The agent scans for searchbox "Search products" [ref=e23] and runs:

playwright-cli fill e23 snowboard
### Ran Playwright code
```js
await page.getByRole('searchbox', { name: 'Search products' }).fill('snowboard');
```
### Page
- Page URL: https://www.playwright-workshop.online
- Page Title: PWT Workshop
### Snapshot
- [Snapshot](.playwright-cli/page-2026-05-04T10-12-47-002Z.yml)
playwright-cli press_key Enter
### Ran Playwright code
```js
await page.keyboard.press('Enter');
```
### Page
- Page URL: https://www.playwright-workshop.online/search?q=snowboard
- Page Title: Search results | PWT Workshop
### Snapshot
- [Snapshot](.playwright-cli/page-2026-05-04T10-12-50-117Z.yml)

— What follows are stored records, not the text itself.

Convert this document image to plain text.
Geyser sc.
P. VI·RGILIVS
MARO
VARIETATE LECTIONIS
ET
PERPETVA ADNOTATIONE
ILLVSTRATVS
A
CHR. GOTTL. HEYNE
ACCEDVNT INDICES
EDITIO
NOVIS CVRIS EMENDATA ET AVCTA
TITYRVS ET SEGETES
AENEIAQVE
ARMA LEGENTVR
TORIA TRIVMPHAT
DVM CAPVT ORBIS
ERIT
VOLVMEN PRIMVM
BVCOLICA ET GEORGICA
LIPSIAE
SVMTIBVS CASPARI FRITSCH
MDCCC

4. The agent snapshots again and clicks the first result. Another snapshot surfaces link "All Mountain Snowboard" [ref=e47].

playwright-cli click e47
### Ran Playwright code
```js
await page.getByRole('link', { name: 'All Mountain Snowboard' }).click();
```
### Page
- Page URL: https://www.playwright-workshop.online/product/all-mountain-snowboard
- Page Title: All Mountain Snowboard | PWT Workshop
### Snapshot
- [Snapshot](.playwright-cli/page-2026-05-04T10-12-55-203Z.yml)

One skill read, six CLI commands, two snapshot calls into context. The other four commands each emitted a snapshot file the agent never opened. The browser stayed alive across all of it — which is exactly why the agent didn't choke on context.


Hands on

Have fun!

Exercise 1 of 1

Send the agent through the full checkout

Could you just prompt the agent to complete the entire checkout flow for you? Could it be a conversation? Let's find out!

A few things to play with:

  • Start with a one-liner. When the agent gets stuck, nudge it instead of rewriting the prompt — does the back-and-forth feel natural?
  • After it finishes, open .playwright-cli/ and count the snapshot files. Each one is structure the agent could have inlined into context but skipped.
  • Watch the commands it strings together. Each one echoes a page.* line — that transcript is the body of a checkout test, written for free.

Tell you agent to close the browser (playwright-cli close) when you're done.